We’ve had detailed discussions with AMSA and the bottom line is if you operate a DCV where you have a crew member stand watch, referred to as a deck or navigation watch you will be required to have a second Mater onboard.
That’s right, if you normally appoint a watchkeeper so as you can rest, sleep or do other work you’ll need to have another Master with the appropriate ticket onboard.
For example if you have a 23mtr vessel you’ll need two (2) Masters onboard who hold a current Master <24 m NC ticket.
Here is what’s required
Marine Order 504 Schedule 1 Clause (17) specifies that a deck/navigation watchkeeper must be qualified in accordance with Clause 7.3 of Subsection 7B of the NSCV Part C. The requirement is for the watchkeeper to hold a Long Range Operator Certificate of Proficiency (or higher).
To download Marine Order 504 click on this link : Marine order 504—Certificates of operation and operation requirements—national law (amsa.gov.au)
Download a copy of NSCV C7B by clicking on this link : NSCV C7B – Communications equipment (amsa.gov.au)
Marine Order 505 Schedule 1 Duties and functions for which a certificate of competency is required is where you’ll find what their duties are limited too.
To download Marine Order 505 click on this link : Marine order 505—Certificates of competency—national law (amsa.gov.au)
In Marine Order 505 Schedule 3 Eligibility and sea service requirements identifies what courses are required to attain specific certificates of competency.
Marine Order 505 also specifies that to undertake a Navigational Watch or be a deck watchkeeper the following applies (see below for definitions):
For inshore waters: Coxswain Grade 1 NC.
For offshore operations: Master <24 m NC. This enables the holder to act as a deck watchkeeper on vessels <100 m and <3000 GT <EEZ
Inshore Waters means non-tidal waters
Offshore Operations means vessel operations that are:
- within 200 nm seaward of the baseline of:
- the Australian mainland; or
- the Tasmanian mainland; or
- a recognised island; and
- in waters to the outer limits of the EEZ.
Here is the wording direct from AMSA identifying who is not permitted to be in charge of a navigational watch.
A person is not in charge of a navigational watch when working:
- as a general-purpose hand (this means a deckhand, certified as a GPH or not)
- as a navigational watch rating
- under training
- to assist a master
- under the direct supervision of the person in charge of the vessel
You can read it yourself by clicking on this link : Qualifying near coastal sea service (amsa.gov.au) and scrolling down to In Charge of a Navigational Watch.

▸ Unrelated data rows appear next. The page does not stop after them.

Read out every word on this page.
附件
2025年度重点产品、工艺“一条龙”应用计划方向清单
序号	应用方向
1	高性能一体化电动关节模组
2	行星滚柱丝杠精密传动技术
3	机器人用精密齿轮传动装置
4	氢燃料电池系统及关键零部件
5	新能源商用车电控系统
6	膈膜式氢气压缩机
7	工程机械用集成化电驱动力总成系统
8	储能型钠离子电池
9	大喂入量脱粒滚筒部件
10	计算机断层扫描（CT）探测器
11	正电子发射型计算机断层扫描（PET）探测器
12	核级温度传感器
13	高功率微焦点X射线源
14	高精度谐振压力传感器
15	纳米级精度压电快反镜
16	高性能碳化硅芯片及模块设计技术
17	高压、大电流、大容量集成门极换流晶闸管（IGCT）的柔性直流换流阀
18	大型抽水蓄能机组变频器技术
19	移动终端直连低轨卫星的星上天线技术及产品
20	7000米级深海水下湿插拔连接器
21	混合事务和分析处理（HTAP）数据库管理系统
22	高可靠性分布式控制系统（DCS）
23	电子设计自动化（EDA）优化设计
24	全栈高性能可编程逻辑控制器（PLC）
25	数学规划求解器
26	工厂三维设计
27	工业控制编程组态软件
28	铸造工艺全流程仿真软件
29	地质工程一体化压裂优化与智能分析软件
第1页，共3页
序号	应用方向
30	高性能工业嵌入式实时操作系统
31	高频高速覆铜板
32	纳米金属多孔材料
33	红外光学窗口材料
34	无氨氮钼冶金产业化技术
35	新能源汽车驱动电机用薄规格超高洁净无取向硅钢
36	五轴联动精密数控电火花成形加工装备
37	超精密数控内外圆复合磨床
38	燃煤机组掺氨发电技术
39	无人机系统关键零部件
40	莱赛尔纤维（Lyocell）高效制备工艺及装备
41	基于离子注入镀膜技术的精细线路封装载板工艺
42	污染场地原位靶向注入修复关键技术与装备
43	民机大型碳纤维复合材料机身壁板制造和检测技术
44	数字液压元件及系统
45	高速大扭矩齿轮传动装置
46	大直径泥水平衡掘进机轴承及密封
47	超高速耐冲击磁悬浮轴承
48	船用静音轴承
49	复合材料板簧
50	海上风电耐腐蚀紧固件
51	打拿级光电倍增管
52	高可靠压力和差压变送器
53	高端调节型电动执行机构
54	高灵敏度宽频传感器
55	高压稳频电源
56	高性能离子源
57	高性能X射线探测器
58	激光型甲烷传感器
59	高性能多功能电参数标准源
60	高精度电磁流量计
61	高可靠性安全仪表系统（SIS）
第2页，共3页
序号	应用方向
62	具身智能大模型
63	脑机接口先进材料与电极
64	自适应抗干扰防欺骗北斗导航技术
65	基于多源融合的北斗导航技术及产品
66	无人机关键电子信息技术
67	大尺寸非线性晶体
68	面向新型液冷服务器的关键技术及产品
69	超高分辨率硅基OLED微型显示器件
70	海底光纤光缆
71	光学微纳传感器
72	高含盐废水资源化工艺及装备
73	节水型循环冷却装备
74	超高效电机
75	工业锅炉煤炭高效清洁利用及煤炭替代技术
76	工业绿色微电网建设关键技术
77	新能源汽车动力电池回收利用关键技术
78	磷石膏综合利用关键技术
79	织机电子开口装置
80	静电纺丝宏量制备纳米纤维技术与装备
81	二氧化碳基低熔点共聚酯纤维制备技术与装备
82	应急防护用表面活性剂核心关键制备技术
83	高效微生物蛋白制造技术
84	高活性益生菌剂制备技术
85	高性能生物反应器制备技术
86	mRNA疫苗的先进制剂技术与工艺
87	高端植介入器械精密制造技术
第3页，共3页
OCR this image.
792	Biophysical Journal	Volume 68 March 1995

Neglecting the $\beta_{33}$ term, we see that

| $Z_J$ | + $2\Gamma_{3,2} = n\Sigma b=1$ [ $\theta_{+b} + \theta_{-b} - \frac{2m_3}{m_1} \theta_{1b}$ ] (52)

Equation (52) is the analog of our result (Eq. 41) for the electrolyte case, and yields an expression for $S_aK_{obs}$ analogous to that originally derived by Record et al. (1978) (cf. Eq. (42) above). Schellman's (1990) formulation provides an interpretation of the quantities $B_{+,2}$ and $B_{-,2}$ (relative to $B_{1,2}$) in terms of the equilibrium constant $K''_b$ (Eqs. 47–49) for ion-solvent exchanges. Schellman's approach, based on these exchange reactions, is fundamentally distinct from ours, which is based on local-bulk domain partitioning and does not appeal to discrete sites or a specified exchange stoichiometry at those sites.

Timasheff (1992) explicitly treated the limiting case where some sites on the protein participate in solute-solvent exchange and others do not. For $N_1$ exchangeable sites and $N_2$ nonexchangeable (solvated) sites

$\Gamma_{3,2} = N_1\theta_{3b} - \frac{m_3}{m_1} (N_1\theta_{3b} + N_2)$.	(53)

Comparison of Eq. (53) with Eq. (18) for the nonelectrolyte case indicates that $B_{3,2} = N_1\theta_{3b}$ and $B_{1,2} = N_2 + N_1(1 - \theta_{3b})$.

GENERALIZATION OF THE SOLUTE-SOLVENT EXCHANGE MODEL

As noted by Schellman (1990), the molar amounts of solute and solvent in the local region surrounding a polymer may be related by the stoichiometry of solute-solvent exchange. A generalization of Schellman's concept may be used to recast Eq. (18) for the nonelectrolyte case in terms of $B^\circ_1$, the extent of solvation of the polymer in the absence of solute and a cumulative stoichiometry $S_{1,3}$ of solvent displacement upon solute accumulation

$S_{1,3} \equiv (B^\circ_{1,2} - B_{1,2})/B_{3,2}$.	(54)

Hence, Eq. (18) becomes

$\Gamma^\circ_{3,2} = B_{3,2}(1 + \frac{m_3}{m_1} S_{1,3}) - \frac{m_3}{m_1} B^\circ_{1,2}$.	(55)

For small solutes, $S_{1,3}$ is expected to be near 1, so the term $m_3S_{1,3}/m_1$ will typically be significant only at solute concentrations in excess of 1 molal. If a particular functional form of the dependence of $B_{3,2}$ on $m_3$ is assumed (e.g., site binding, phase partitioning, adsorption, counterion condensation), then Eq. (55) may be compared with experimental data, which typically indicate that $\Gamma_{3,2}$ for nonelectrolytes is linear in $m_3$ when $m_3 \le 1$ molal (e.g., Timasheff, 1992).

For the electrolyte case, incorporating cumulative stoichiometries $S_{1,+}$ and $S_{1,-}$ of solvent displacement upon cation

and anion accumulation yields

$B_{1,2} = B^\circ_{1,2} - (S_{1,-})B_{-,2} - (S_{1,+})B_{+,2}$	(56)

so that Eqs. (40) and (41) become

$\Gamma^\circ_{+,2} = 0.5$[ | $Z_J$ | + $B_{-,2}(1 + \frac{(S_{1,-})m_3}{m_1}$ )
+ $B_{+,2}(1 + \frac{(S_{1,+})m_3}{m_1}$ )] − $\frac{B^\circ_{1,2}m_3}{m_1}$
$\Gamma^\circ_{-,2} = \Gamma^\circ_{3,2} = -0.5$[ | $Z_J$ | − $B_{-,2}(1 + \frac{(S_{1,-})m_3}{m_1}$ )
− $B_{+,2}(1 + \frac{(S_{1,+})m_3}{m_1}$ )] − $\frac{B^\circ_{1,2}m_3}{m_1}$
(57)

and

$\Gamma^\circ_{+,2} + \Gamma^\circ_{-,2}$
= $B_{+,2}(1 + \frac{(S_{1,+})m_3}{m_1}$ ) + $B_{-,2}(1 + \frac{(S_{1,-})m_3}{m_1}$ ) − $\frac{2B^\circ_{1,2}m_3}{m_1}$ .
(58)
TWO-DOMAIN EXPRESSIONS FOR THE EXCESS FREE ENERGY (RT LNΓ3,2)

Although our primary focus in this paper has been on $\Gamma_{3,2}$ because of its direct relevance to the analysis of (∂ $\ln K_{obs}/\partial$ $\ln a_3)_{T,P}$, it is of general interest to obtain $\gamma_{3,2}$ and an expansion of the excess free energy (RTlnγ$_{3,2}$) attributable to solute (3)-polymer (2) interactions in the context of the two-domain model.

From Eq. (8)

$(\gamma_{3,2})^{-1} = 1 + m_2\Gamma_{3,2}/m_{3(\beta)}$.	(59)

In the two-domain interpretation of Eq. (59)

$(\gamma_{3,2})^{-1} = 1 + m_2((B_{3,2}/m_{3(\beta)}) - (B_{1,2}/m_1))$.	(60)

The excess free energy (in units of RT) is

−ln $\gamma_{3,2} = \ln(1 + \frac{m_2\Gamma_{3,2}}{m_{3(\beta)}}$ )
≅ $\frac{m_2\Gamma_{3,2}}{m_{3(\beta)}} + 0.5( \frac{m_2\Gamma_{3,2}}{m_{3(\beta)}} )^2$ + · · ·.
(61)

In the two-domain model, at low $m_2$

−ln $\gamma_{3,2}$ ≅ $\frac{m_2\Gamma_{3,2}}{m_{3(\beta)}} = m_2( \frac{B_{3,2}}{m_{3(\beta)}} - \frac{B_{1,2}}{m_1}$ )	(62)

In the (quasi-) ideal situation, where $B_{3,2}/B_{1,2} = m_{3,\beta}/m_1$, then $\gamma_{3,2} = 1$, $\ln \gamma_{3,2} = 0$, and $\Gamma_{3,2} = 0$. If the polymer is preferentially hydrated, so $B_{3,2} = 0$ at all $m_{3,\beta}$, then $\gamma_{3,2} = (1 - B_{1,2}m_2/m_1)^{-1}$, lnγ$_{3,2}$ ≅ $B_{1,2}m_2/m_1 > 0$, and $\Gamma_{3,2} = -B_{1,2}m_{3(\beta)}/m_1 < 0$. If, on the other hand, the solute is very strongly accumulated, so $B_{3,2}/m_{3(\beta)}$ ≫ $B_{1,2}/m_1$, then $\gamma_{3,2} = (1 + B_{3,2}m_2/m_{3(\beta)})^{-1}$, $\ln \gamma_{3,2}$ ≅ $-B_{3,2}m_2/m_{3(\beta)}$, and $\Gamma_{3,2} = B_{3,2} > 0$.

I’ve had, and still having ongoing discussions with AMSA in relation to this highlighting the:
- lack of suitably qualified Masters’ with experience in the required areas of operation;
- impracticality of dual Masters’ on DCV’s, especially in vessels up to 40mtrs;
- economic/financial impact on operators;
- added stress and anxiety this is going to cause owners and operators;
- potential for depression and potential suicide; and
- applying of “big ship” operational procedures to DCV’s.
Here’s two of the responses I got from AMSA:
- “you’ll just have to employee another Master”; and
- “in the consultation process many owners agreed to this along with insurance companies”
The bottom line is that for many your SMS may have to be updated along with the Appropriate Crewing Calculator to reflect these changes.
We would be more than happy to hear your response to these changes. Please email your comments to firstname.lastname@example.org as he is keen to hear them.
Our primary recommendation is consider your operations and how these impacts on them both operationally and financially. You then have to implement changes in crewing and/or how you operate.